Jahrelang wurde Lionel Messi daran gemessen, ob er Argentinien erstmals seit 1986 wieder zum WM-Titel führen kann. 2022 gelang ihm genau das: Im Finale gegen Frankreich führte der Superstar sein Land zum Triumph – und krönte eine Karriere, die längst zu den erfolgreichsten der Sportgeschichte zählt.
Nach dem WM-Sieg stellte sich jedoch die nächste große Frage: Wo würde der Argentinier künftig auf Klubebene spielen? Sein Vertrag bei Paris Saint-Germain lief 2023 aus, gleichzeitig lockte die saudische Pro League mit einem Angebot, das Medienberichten zufolge bis zu 400 Mio. US-$ pro Jahr wert gewesen sein soll.

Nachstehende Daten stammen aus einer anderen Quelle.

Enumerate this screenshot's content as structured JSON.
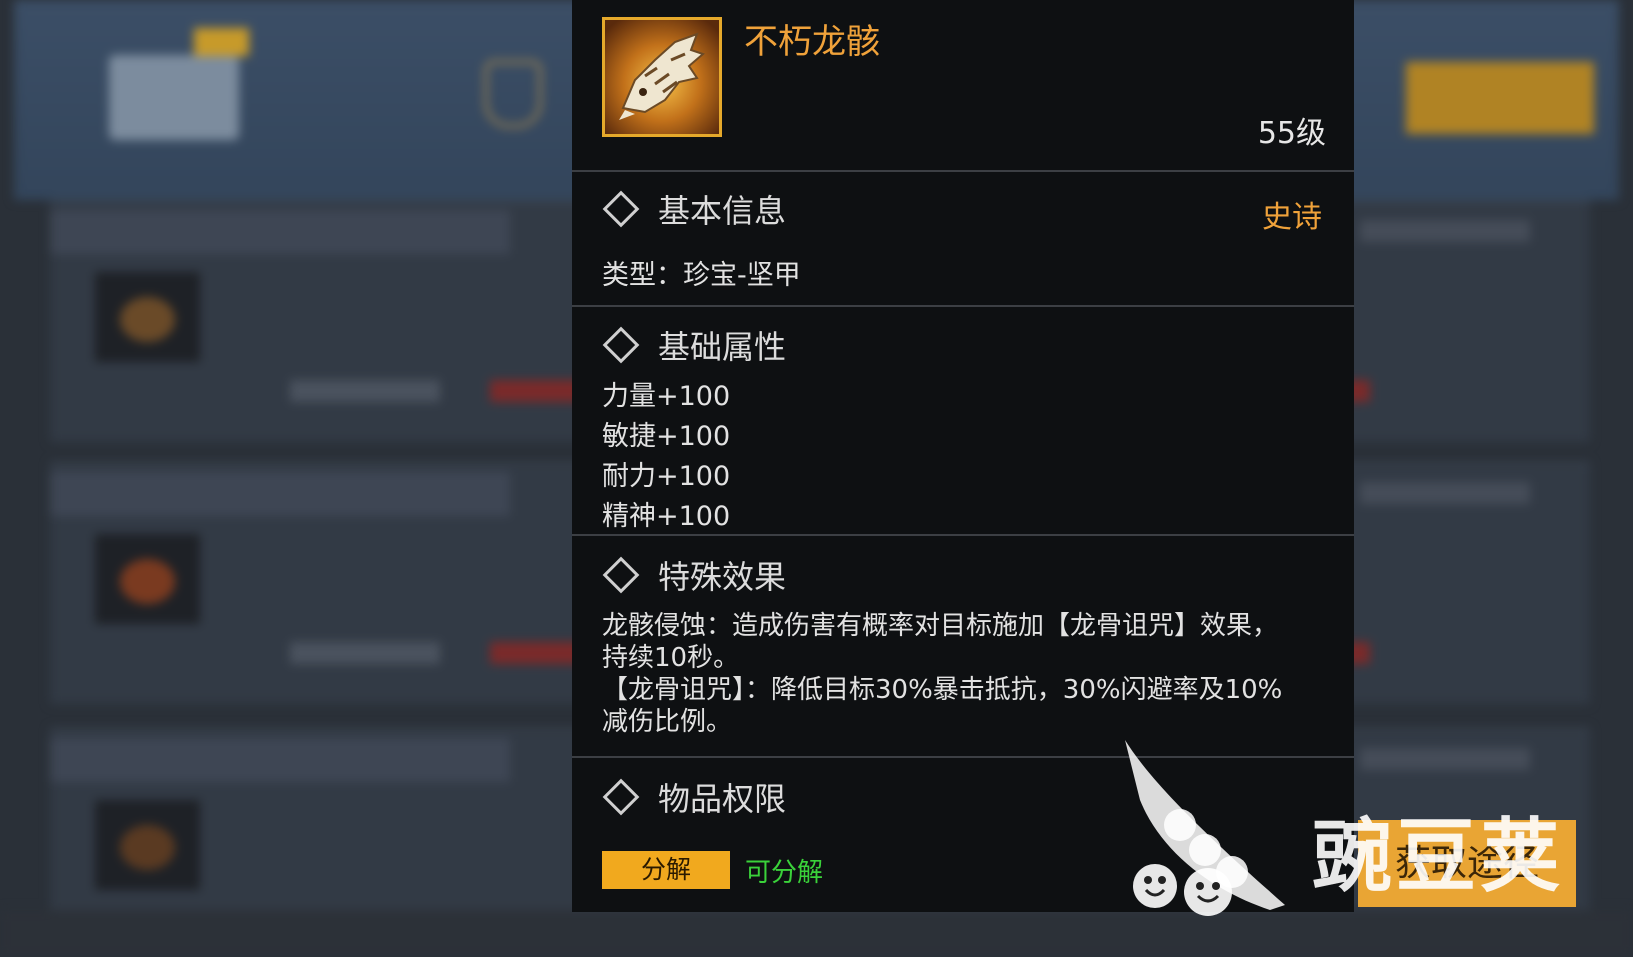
{
  "item": {
    "name": "不朽龙骸",
    "level": "55级",
    "icon": "dragon-skull-icon",
    "rarity": "史诗",
    "rarity_color": "#f0a23a"
  },
  "basic_info": {
    "title": "基本信息",
    "type_line": "类型：珍宝-坚甲"
  },
  "base_attributes": {
    "title": "基础属性",
    "stats": [
      "力量+100",
      "敏捷+100",
      "耐力+100",
      "精神+100"
    ]
  },
  "special_effect": {
    "title": "特殊效果",
    "lines": [
      "龙骸侵蚀：造成伤害有概率对目标施加【龙骨诅咒】效果，",
      "持续10秒。",
      "【龙骨诅咒】：降低目标30%暴击抵抗，30%闪避率及10%",
      "减伤比例。"
    ]
  },
  "permissions": {
    "title": "物品权限",
    "decompose_label": "分解",
    "decompose_status": "可分解"
  },
  "get_source_label": "获取途径",
  "watermark": "豌豆荚"
}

Der 38-Jährige entschied sich anders. Statt nach Saudi-Arabien wechselte er in die Major League Soccer zu Inter Miami. Kurzfristig ließ er damit wohl Geld liegen, langfristig eröffnete sich ihm ein neues Geschäftsmodell. In der vergangenen Saison verdiente er laut Forbes-Schätzung rund 70 Mio. US-$ durch sportliche Einnahmen, dazu kamen weitere 70 Mio. US-$ aus Sponsoring & Business. Nun erreicht er den nächsten Meilenstein: Forbes schätzt sein Vermögen auf 1,1 Mrd. US-$.
Der Großteil davon stammt aus den über Jahre aufgebauten Barvermögen und Wertsteigerungen seiner Karriere. Hinzu kommt eine Option, nach dem Karriereende eine Beteiligung an Inter Miami zu erwerben – jenem Klub, dessen Wert seit seiner Ankunft massiv gestiegen ist.
Damit ist der Weltmeister laut Forbes-Ranking der fünftreichste Mensch Argentiniens. Zugleich gehört er zu einer kleinen Gruppe aktiver Sportler, die bereits während ihrer Laufbahn Milliardäre wurden. Neben ihm zählen LeBron James, Tiger Woods und Cristiano Ronaldo dazu. Auch David Beckham, ehemaliger Fußballstar und heute Minderheitseigentümer von Inter Miami, erreichte zuletzt die Marke von 1 Mrd. US-$ – allerdings 13 Jahre nach seinem Rücktritt. In vielerlei Hinsicht gilt Beckham als Blaupause für den Weg, den der Argentinier in den USA eingeschlagen hat.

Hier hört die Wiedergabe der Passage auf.